= Iqbal Kazmi =

Syed Mohammad Iqbal Kazmi is a Pakistani human rights activist based out of city of Karachi. He was a correspondent for the Human Rights Commission South Asia and the chief editor of Weekly Special Report. He is known to have registered cases against K-Electric, Pakistan Electronic Media Regulatory Authority, Government of Sindh and for IDPs. He moved the Sindh High Court for judicial inquiries into the Ashura blast and targeted killings in Karachi. He also moved the Supreme Court of Pakistan against the beneficiaries of the National Reconciliation Ordinance (NRO) challenging the eligibility of the beneficiaries.

==Kidnapping==

Amnesty International reported that Iqbal Kazmi was abducted on 6 June 2007. He was reportedly tortured and he later regained consciousness the following day
in a park in the Clifton area of Karachi. His kidnappers told him that he would be killed unless he left the city by 12 June 2007.

On August 1, 2007, the wife of Iqbal Kazmi was kidnapped while she was on her way to high court to meet her husband who had been arrested on fraud charges on 12 June 2007.
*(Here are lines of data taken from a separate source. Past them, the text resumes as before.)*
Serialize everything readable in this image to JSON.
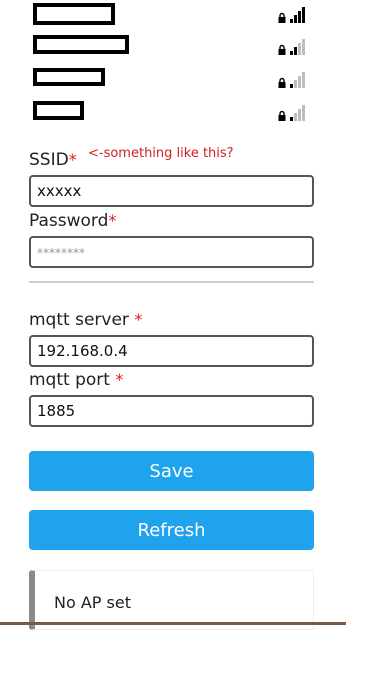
{
  "networks": [
    {
      "name": "",
      "signal_bars_on": 4,
      "signal_bars_total": 4,
      "locked": true
    },
    {
      "name": "",
      "signal_bars_on": 2,
      "signal_bars_total": 4,
      "locked": true
    },
    {
      "name": "",
      "signal_bars_on": 1,
      "signal_bars_total": 4,
      "locked": true
    },
    {
      "name": "",
      "signal_bars_on": 1,
      "signal_bars_total": 4,
      "locked": true
    }
  ],
  "form": {
    "ssid_label": "SSID",
    "ssid_value": "xxxxx",
    "ssid_annotation": "<-something like this?",
    "password_label": "Password",
    "password_placeholder": "********",
    "mqtt_server_label": "mqtt server",
    "mqtt_server_value": "192.168.0.4",
    "mqtt_port_label": "mqtt port",
    "mqtt_port_value": "1885",
    "required_marker": "*"
  },
  "buttons": {
    "save_label": "Save",
    "refresh_label": "Refresh"
  },
  "status": {
    "message": "No AP set"
  },
  "colors": {
    "button": "#1fa3ec",
    "required": "#e01b1b",
    "annotation": "#d02020",
    "status_border": "#8a8a8a"
  },
  "icons": {
    "lock": "lock-icon",
    "signal": "signal-strength-icon"
  }
}
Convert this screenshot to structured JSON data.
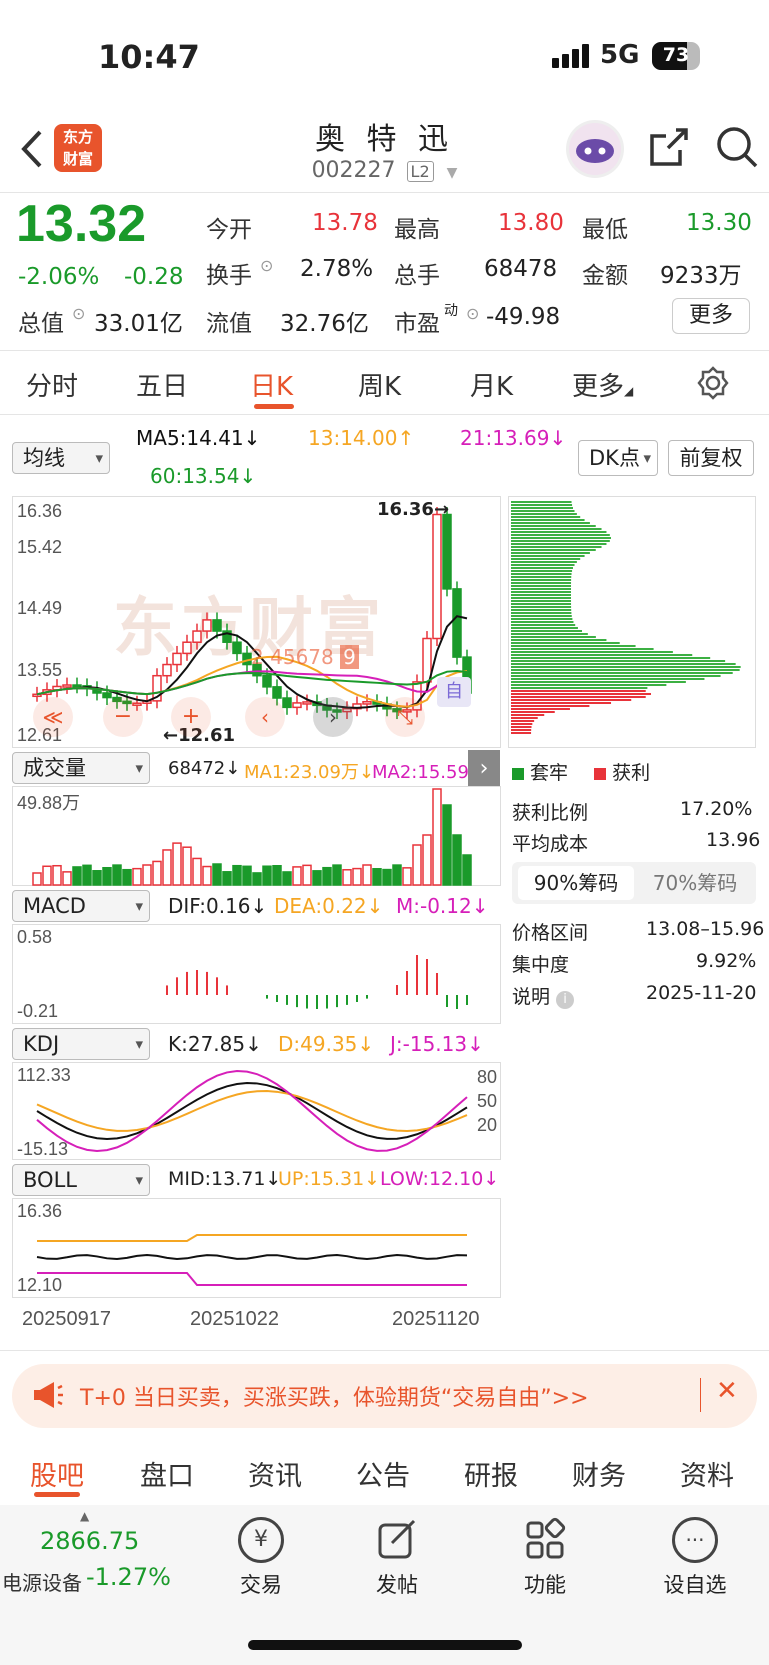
{
  "status": {
    "time": "10:47",
    "network": "5G",
    "battery": "73",
    "battery_level": 0.73
  },
  "header": {
    "back_icon": "chevron-left-icon",
    "logo_line1": "东方",
    "logo_line2": "财富",
    "name": "奥 特 迅",
    "code": "002227",
    "level": "L2"
  },
  "quote": {
    "price": "13.32",
    "pct": "-2.06%",
    "chg": "-0.28",
    "open_label": "今开",
    "open": "13.78",
    "high_label": "最高",
    "high": "13.80",
    "low_label": "最低",
    "low": "13.30",
    "turnover_label": "换手",
    "turnover": "2.78%",
    "volume_label": "总手",
    "volume": "68478",
    "amount_label": "金额",
    "amount": "9233万",
    "mktcap_label": "总值",
    "mktcap": "33.01亿",
    "float_label": "流值",
    "float": "32.76亿",
    "pe_label": "市盈",
    "pe_sup": "动",
    "pe": "-49.98",
    "more": "更多"
  },
  "tabs": [
    "分时",
    "五日",
    "日K",
    "周K",
    "月K",
    "更多"
  ],
  "active_tab": "日K",
  "kline": {
    "ma_select": "均线",
    "ma5": "MA5:14.41↓",
    "ma13": "13:14.00↑",
    "ma21": "21:13.69↓",
    "ma60": "60:13.54↓",
    "dk_button": "DK点",
    "adjust_button": "前复权",
    "y_labels": [
      "16.36",
      "15.42",
      "14.49",
      "13.55",
      "12.61"
    ],
    "high_marker": "16.36",
    "low_marker": "12.61",
    "self_tag": "自",
    "seq": [
      "2",
      "4",
      "5",
      "6",
      "7",
      "8",
      "9"
    ]
  },
  "volume": {
    "select": "成交量",
    "value": "68472↓",
    "ma1": "MA1:23.09万↓",
    "ma2": "MA2:15.59万↓",
    "y_top": "49.88万"
  },
  "macd": {
    "select": "MACD",
    "dif": "DIF:0.16↓",
    "dea": "DEA:0.22↓",
    "m": "M:-0.12↓",
    "y_top": "0.58",
    "y_bottom": "-0.21"
  },
  "kdj": {
    "select": "KDJ",
    "k": "K:27.85↓",
    "d": "D:49.35↓",
    "j": "J:-15.13↓",
    "y_top": "112.33",
    "y_bottom": "-15.13",
    "levels": [
      "80",
      "50",
      "20"
    ]
  },
  "boll": {
    "select": "BOLL",
    "mid": "MID:13.71↓",
    "up": "UP:15.31↓",
    "low": "LOW:12.10↓",
    "y_top": "16.36",
    "y_bottom": "12.10"
  },
  "dates": [
    "20250917",
    "20251022",
    "20251120"
  ],
  "chips": {
    "legend_hold": "套牢",
    "legend_profit": "获利",
    "profit_ratio_label": "获利比例",
    "profit_ratio": "17.20%",
    "avg_cost_label": "平均成本",
    "avg_cost": "13.96",
    "tab90": "90%筹码",
    "tab70": "70%筹码",
    "range_label": "价格区间",
    "range": "13.08–15.96",
    "conc_label": "集中度",
    "conc": "9.92%",
    "note_label": "说明",
    "note_date": "2025-11-20"
  },
  "banner": {
    "text": "T+0 当日买卖，买涨买跌，体验期货“交易自由”>>"
  },
  "bottom_tabs": [
    "股吧",
    "盘口",
    "资讯",
    "公告",
    "研报",
    "财务",
    "资料"
  ],
  "footer": {
    "index_value": "2866.75",
    "index_name": "电源设备",
    "index_pct": "-1.27%",
    "trade": "交易",
    "post": "发帖",
    "function": "功能",
    "watch": "设自选"
  },
  "colors": {
    "up": "#e8333a",
    "down": "#1a9a2a",
    "accent": "#e8542c",
    "ma5": "#111111",
    "ma13": "#f5a623",
    "ma21": "#d61fb9",
    "ma60": "#1a9a2a"
  }
}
The Police refused to register an FIR against the assailants. However, the Additional District and Session Judge, Karachi South, Mohammed Azeem, the police register an FIR against those involved in the attack.

==Arrest==
On June 12, 2007, Iqbal Kazmi was arrested by police in cases of cheating, and was sent to judicial remand until June 16 by a judicial magistrate at the Malir Cantonment court. Police stated that Kazmi had given checks to individuals that were dishonored later. Kazmi’s lawyers alleged that the cases were fabricated against him. Sadia Kazmi also alleged that she had not been provided with the FIR about the crime.

In court, Kazmi stated that he had been jailed because he had threatened that he would go on hunger strike in front of Sindh chief minister's house.

Kazmi was granted bail by the Sindh High court on 18 August 2007. His next hearing was expected to be heard on 22 August 2007.